Beginning from 1991, Brahmanandam has appeared in variety of comedic roles and a few intense roles. In 1991, he starred in major films such as Kshana Kshanam (1991) and Rowdy Alludu (1991). The Times of India considered the films Chitram Bhalare Vichitram (1991), Jamba Lakidi Pamba (1992), and Yamaleela (1994) as the films that one can never get bored of. Brahmanandam has appeared in each of these, with him being considered as one of the main reasons for these films to be successful. In 1992, he has played the lead role in Babai Hotel for the first time.

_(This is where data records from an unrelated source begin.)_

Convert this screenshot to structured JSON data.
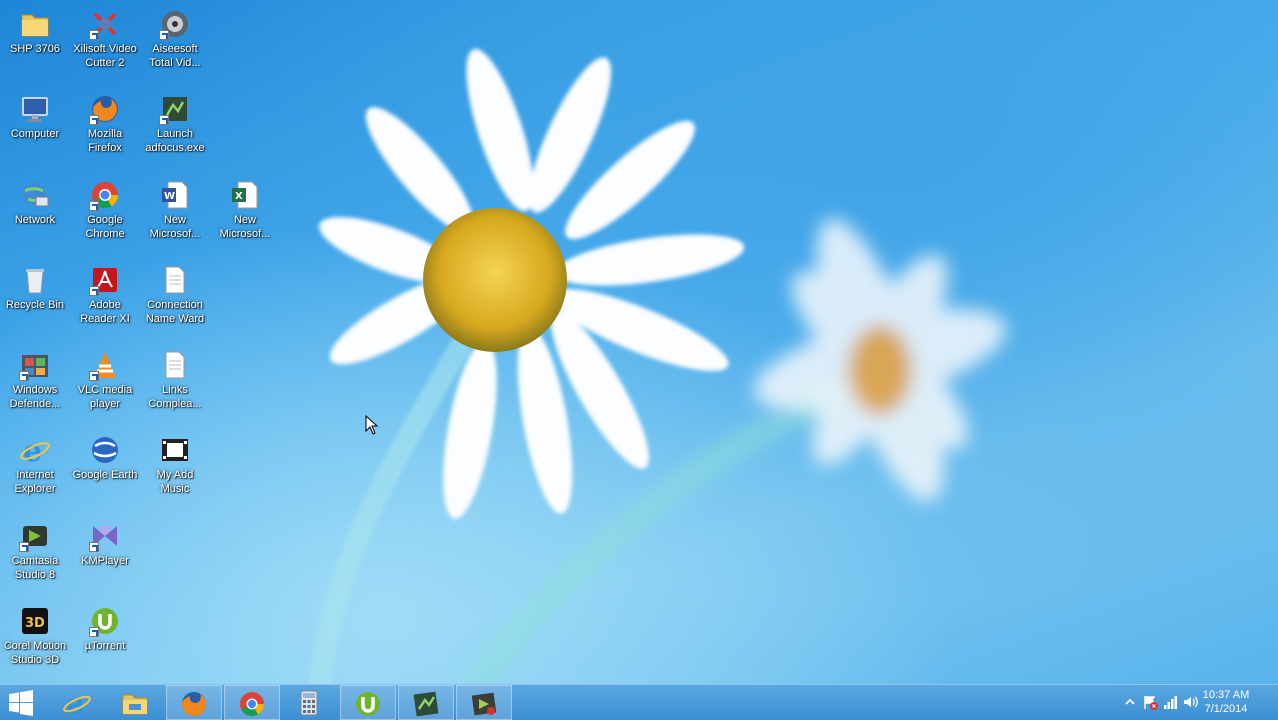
{
  "desktop": {
    "icons": [
      {
        "label": "SHP 3706",
        "icon": "folder-icon"
      },
      {
        "label": "Computer",
        "icon": "computer-icon"
      },
      {
        "label": "Network",
        "icon": "network-icon"
      },
      {
        "label": "Recycle Bin",
        "icon": "recycle-bin-icon"
      },
      {
        "label": "Windows Defende...",
        "icon": "windows-defender-icon"
      },
      {
        "label": "Internet Explorer",
        "icon": "internet-explorer-icon"
      },
      {
        "label": "Camtasia Studio 8",
        "icon": "camtasia-icon"
      },
      {
        "label": "Corel Motion Studio 3D",
        "icon": "corel-3d-icon"
      },
      {
        "label": "Xilisoft Video Cutter 2",
        "icon": "xilisoft-icon"
      },
      {
        "label": "Mozilla Firefox",
        "icon": "firefox-icon"
      },
      {
        "label": "Google Chrome",
        "icon": "chrome-icon"
      },
      {
        "label": "Adobe Reader XI",
        "icon": "adobe-reader-icon"
      },
      {
        "label": "VLC media player",
        "icon": "vlc-icon"
      },
      {
        "label": "Google Earth",
        "icon": "google-earth-icon"
      },
      {
        "label": "KMPlayer",
        "icon": "kmplayer-icon"
      },
      {
        "label": "µTorrent",
        "icon": "utorrent-icon"
      },
      {
        "label": "Aiseesoft Total Vid...",
        "icon": "aiseesoft-icon"
      },
      {
        "label": "Launch adfocus.exe",
        "icon": "adfocus-icon"
      },
      {
        "label": "New Microsof...",
        "icon": "word-document-icon"
      },
      {
        "label": "Connection Name Ward",
        "icon": "text-file-icon"
      },
      {
        "label": "Links Complea...",
        "icon": "text-file-icon"
      },
      {
        "label": "My Add Music",
        "icon": "film-icon"
      },
      {
        "label": "New Microsof...",
        "icon": "excel-spreadsheet-icon"
      }
    ]
  },
  "taskbar": {
    "start_icon": "windows-logo-icon",
    "pinned": [
      {
        "icon": "internet-explorer-icon",
        "running": false
      },
      {
        "icon": "file-explorer-icon",
        "running": false
      },
      {
        "icon": "firefox-icon",
        "running": true
      },
      {
        "icon": "chrome-icon",
        "running": true
      },
      {
        "icon": "calculator-icon",
        "running": false
      },
      {
        "icon": "utorrent-icon",
        "running": true
      },
      {
        "icon": "adfocus-icon",
        "running": true
      },
      {
        "icon": "camtasia-recorder-icon",
        "running": true
      }
    ],
    "tray": {
      "icons": [
        "show-hidden-icons-chevron",
        "action-center-flag-icon",
        "network-signal-icon",
        "volume-icon"
      ],
      "time": "10:37 AM",
      "date": "7/1/2014"
    }
  },
  "colors": {
    "sky_blue": "#48acec",
    "taskbar_blue": "#4a9ad9",
    "flower_center": "#e2b82a"
  }
}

He won his first major award—Nandi Award for Best Male Comedian for his performance as Khan Dada in the film Money (1993). Following the success of the film, a sequel to it, Money Money (1994) was also produced, in which Brahmanandam reprised his role. Griddaluru Gopalrao of Zamin Ryot in his review of the film Hello Brother (1994) praised Brahmanandam's role and his performance. His further successful films of the following years include Alluda Majaka (1995), Intlo Illalu Vantintlo Priyuralu (1996), Bombay Priyudu (1996), Anaganaga Oka Roju (1997), Muddula Mogudu (1997), Bavagaru Bagunnara (1998), Aavida Maa Aavide (1998), Thammudu (1999), Kshemamga Velli Labhamga Randi (2000), Jayam Manade Raa (2000), Kalisundam Raa (2000), and Ammo! Okato Tareekhu (2000).

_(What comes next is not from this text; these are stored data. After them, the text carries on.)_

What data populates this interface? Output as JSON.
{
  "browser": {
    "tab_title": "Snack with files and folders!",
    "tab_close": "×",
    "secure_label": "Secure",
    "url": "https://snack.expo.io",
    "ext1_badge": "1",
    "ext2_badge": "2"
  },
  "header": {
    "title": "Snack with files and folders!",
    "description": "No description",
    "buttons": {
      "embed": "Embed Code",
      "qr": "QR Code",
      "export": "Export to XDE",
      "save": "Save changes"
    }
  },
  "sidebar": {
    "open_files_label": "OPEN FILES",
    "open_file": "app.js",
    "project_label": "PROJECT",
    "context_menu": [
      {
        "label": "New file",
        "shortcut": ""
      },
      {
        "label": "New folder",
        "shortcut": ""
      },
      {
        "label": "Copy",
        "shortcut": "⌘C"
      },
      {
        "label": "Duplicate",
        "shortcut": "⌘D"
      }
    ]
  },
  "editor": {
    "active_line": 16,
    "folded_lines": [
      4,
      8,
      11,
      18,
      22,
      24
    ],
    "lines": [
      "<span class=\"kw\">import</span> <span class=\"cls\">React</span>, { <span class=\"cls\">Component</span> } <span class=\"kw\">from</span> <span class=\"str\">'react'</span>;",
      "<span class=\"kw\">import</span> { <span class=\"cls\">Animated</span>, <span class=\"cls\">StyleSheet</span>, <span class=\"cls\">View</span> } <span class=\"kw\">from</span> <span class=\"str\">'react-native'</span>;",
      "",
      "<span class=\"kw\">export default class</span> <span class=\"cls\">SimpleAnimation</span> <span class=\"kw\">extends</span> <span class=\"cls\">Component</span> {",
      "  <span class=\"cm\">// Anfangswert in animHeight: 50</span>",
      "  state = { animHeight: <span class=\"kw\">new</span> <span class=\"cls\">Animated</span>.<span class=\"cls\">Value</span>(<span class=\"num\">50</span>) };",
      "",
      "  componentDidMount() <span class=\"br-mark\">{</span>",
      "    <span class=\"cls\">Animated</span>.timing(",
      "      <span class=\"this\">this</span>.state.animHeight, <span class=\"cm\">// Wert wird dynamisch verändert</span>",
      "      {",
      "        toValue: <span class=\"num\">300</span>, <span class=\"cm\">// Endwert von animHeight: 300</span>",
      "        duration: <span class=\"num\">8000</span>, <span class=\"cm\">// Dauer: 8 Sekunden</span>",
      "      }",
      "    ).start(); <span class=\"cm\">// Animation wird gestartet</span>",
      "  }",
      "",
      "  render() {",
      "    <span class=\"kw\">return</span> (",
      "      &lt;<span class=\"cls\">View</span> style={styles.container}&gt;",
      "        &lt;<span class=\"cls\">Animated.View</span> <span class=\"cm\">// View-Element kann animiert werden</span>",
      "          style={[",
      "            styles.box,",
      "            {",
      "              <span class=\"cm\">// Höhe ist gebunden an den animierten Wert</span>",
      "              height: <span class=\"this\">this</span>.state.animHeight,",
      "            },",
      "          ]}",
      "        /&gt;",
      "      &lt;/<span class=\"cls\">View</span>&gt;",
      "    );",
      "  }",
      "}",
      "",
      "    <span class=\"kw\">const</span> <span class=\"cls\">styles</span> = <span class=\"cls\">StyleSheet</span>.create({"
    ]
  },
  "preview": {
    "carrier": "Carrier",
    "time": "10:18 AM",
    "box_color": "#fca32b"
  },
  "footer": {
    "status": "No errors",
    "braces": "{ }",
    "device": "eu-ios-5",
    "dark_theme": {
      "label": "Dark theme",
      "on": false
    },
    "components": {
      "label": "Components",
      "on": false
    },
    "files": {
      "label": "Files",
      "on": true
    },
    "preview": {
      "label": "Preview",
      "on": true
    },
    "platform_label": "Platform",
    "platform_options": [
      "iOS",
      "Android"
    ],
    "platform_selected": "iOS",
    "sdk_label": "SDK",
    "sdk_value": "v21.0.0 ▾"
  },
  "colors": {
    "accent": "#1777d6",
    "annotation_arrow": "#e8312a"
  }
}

At a felicitation ceremony in January 2008, he listed the following films as his top 11 films — Aha Naa Pellanta! (1987), Vivaha Bhojanambu (1988), Chitram Bhalare Vichitram (1991), Pattukondi Chuddam (1997), Money (1993), Anaganaga Oka Roju (1997), Anna (1994), Amma (1991), Bavagaru Bagunnara (1998), Manmadhudu (2002), Dhee (2007).

== Personal life ==
Brahmanandam married Lakshmi and has two sons, Raja Goutham and Siddharth.

In January 2019, Brahmanandam underwent a successful heart bypass surgery at Asian Heart Institute (AHI) in Mumbai.

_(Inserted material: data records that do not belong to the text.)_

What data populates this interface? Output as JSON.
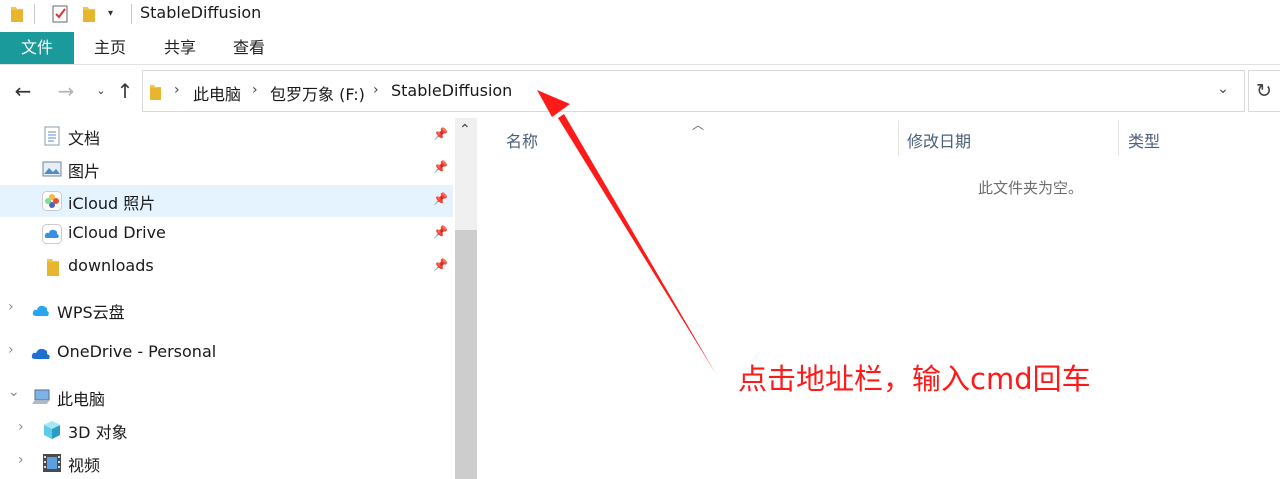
{
  "window": {
    "title": "StableDiffusion"
  },
  "ribbon": {
    "tabs": [
      {
        "label": "文件"
      },
      {
        "label": "主页"
      },
      {
        "label": "共享"
      },
      {
        "label": "查看"
      }
    ]
  },
  "address": {
    "crumbs": [
      "此电脑",
      "包罗万象 (F:)",
      "StableDiffusion"
    ]
  },
  "sidebar": {
    "quick_access": [
      {
        "label": "文档",
        "icon": "document-icon"
      },
      {
        "label": "图片",
        "icon": "pictures-icon"
      },
      {
        "label": "iCloud 照片",
        "icon": "icloud-photos-icon",
        "selected": true
      },
      {
        "label": "iCloud Drive",
        "icon": "icloud-drive-icon"
      },
      {
        "label": "downloads",
        "icon": "folder-icon"
      }
    ],
    "roots": [
      {
        "label": "WPS云盘",
        "icon": "wps-cloud-icon"
      },
      {
        "label": "OneDrive - Personal",
        "icon": "onedrive-icon"
      },
      {
        "label": "此电脑",
        "icon": "this-pc-icon"
      }
    ],
    "pc_children": [
      {
        "label": "3D 对象",
        "icon": "3d-objects-icon"
      },
      {
        "label": "视频",
        "icon": "videos-icon"
      }
    ]
  },
  "content": {
    "columns": [
      "名称",
      "修改日期",
      "类型"
    ],
    "empty_message": "此文件夹为空。"
  },
  "annotation": {
    "text": "点击地址栏，输入cmd回车",
    "color": "#ff1a1a"
  },
  "colors": {
    "file_tab": "#1b9a9c",
    "selected_row": "#e5f3ff",
    "header_text": "#4c607a"
  }
}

Apart from acting, Brahmanandam is also an amateur sculptor and a sketch artist. He also reads the philosophical writings of Swami Vivekananda and Jiddu Krishnamurthi in his free time.

==Awards and honours==
- Civilian honors
- In January 2009, the government of India bestowed Padma Shri, the fourth-highest civilian award of India, on Brahmanandam for his contributions to art.
Guinness Book
- Guinness World Record for the most screen credits for a living actor.

- Filmfare Awards
- Best Comedian – Telugu – Manmadhudu (2003)
- Best Supporting Actor – Telugu – Ranga Maarthaanda (2024)

- Nandi Awards
- Best Male Comedian – Money (1993)
- Best Supporting Actor – Anna (1994)
- Best Comedian – Anaganaga Oka Roju (1995)
- Best Comedian – Vinodam (1996)
- Best Comedian – Ready (2008)
- Best Comedian – Race Gurram (2014)

- CineMAA Awards
- CineMAA Award for Best Comedian – Manmadhudu, Dhee, Konchem Ishtam Konchem Kashtam, Adhurs & Dookudu

- South Indian International Movie Awards
- Best Comedian – Telugu – Dookudu (2012)
- Best Comedian – Telugu – Baadshah (2014)
- Best Comedian – Telugu – Race Gurram (2015)
- Other
- Hyderabad Times Film Awards Best Actor in a Comic Role – Dookudu (2011)
- TSR – TV9 National Film Award for Best Comedian – Attarintiki Daredi (2014)
- IIFA Utsavam Supporting Male Actor – Telugu – Ranga Maarthaanda (2024)

==Filmography==

Brahmanandam acted in more than 1,000 films.